You may know this Monty Python routine: a woman, her husband, and their daughter are sitting around an English country home discussing whether words like "caribou" and "sausage" are tinny or woody. To a native or at least a very fluent speaker, the sounds of words conjure up a story apart from the words themselves. Just as well, or we'd have no poetry-and Christian Bk's poetry volume Eunoia has shown us that each of the five English vowels has a personality all its own. This is true of consonants as well. If you think about it, "B", "F" and "P" are all silly (bimbo, bum, frou-frou, Flubber, fumble, piffle, pee-pee) compared to the grandeur of gallant, rugged "G".
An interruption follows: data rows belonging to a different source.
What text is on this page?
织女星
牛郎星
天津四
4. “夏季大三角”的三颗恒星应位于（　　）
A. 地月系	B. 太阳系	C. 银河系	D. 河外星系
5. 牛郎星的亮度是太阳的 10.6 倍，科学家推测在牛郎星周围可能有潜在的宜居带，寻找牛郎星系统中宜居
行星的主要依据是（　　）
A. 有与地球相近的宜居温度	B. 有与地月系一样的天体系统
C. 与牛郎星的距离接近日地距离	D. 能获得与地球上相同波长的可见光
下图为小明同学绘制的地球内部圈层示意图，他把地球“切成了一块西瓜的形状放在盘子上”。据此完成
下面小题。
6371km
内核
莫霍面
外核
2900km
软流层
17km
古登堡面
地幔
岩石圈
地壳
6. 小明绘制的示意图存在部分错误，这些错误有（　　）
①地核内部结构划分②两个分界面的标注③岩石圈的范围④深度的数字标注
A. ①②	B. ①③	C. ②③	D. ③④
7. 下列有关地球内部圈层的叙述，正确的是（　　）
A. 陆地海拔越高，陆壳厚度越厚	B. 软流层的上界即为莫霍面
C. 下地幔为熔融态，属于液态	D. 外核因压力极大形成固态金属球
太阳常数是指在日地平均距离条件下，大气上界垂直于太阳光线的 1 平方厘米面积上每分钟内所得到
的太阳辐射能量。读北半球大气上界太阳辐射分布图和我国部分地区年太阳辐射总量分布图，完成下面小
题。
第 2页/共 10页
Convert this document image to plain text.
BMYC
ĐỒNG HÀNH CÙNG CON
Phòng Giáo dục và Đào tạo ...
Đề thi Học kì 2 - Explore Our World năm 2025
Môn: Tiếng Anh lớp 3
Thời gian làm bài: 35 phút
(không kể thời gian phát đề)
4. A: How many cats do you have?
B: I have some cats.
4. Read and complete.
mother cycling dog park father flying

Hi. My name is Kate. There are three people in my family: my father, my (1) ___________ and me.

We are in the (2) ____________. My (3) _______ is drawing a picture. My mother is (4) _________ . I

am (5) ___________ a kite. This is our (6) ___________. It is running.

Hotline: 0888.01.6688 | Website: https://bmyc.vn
Ottawa-based journalist and author David Sacks documents the individuality of each of the twenty-six letters that form the (English) Roman alphabet. Sacks runs over the history of the sound and shape of the letters, following them from their origins in the Near East, through to the Greeks, Etruscans, Romans, Medieval monks and Gothic runes, and to their present-day appearance and cultural significance.
Sacks is a smart writer and the premise is excellent, particularly the promise of a fun, modern "biography" of letters-Why is a movie "X"-rated? Why do things fit to a "T"? What's the "E" in E=mc2? Why can you get a "D" or an "F" but not an "E" on a test?
The execution, however, is less than overwhelming. The history of each letter is well-researched and the book incorporates the latest archaeological evidence. Still, you could glean much of this information from a good dictionary such as the OED. There are no footnotes, so while the text flows well, we have no way of differentiating solid fact from teetering opinion.
The book is lavishly illustrated with photographs, maps, samples of letters, drawings and the like. Still, these fireworks do not make up for what feels like the mere duplication, from chapter to chapter, of the original twenty-six columns (printed in the Ottawa Citizen). These seem to have been deposited into book form without proper adaptation to the new medium. Because a newspaper's requirements regarding the length of pieces differ from those of a book, common letters like "S" and "E" receive in Saks's book no more attention than their oddball brethren "K" and "Q". And because the columns were weekly, much of the information, in an already hefty book, is repeated. Adjacent chapters mention that My Fair Lady was based on Shaw's Pygmalion. And since "I" and "J" started out as the same letter, as did "U" and "V", much is needlessly redundant in the four chapters.
There are many interesting facts and opinions scattered throughout the work, but because Sacks is not a scholar in the field, he is not compelled to justify his assertions. In one case, he posits that the triangular Phoenician equivalent of "D" was dag (fish) rather than daleth (door), as it is commonly believed, and is in Modern Hebrew. His evidence comes from a recently discovered inscription at Serrabit el-Khadem with a fish-shaped character that follows the word ba'alat (mistress), or perhaps the words ba'al et ([the] (master). As secondary proof, Sacks tells us he's unable to see how the letter daleth, which gave rise to delta, looks like a door. But at this early stage, logographs were not separated fully from letters, so it is reasonable to suppose that the inscription was to a fish deity. Indeed, Ba'al was a synonym of Da'agon, a fish god in the ancient Near East. Then, too, tents had more daleth-like openings than our modern houses, and daleth doesn't look much like a fish either.
Sacks similarly does not see why the wavy letter that stands for "N" should have been nun (apparently meaning fish) when in early uses it appears to have been shaped like a serpent (nahash). But Sacks himself points out that the Phoenicians' writing came from the priestly writing of the Egyptians, and one of the great deities of ancient Egypt was Nu or Nun, the god of the chaotic Nile waters, the source of Ra Himself. Indeed, the last part of the hieroglyphic sign for Nun's name is a snake, and his wife Nunet is often depicted as having a snake's head.
David Sacks has tried to give us an entertaining book on our script, and with a little more care from author and publisher, this could have become a classic. But if you print a book on letters for the Canadian market, it would be better to spell the words la canadienne, and not to refer to "our specifically American spelling rules."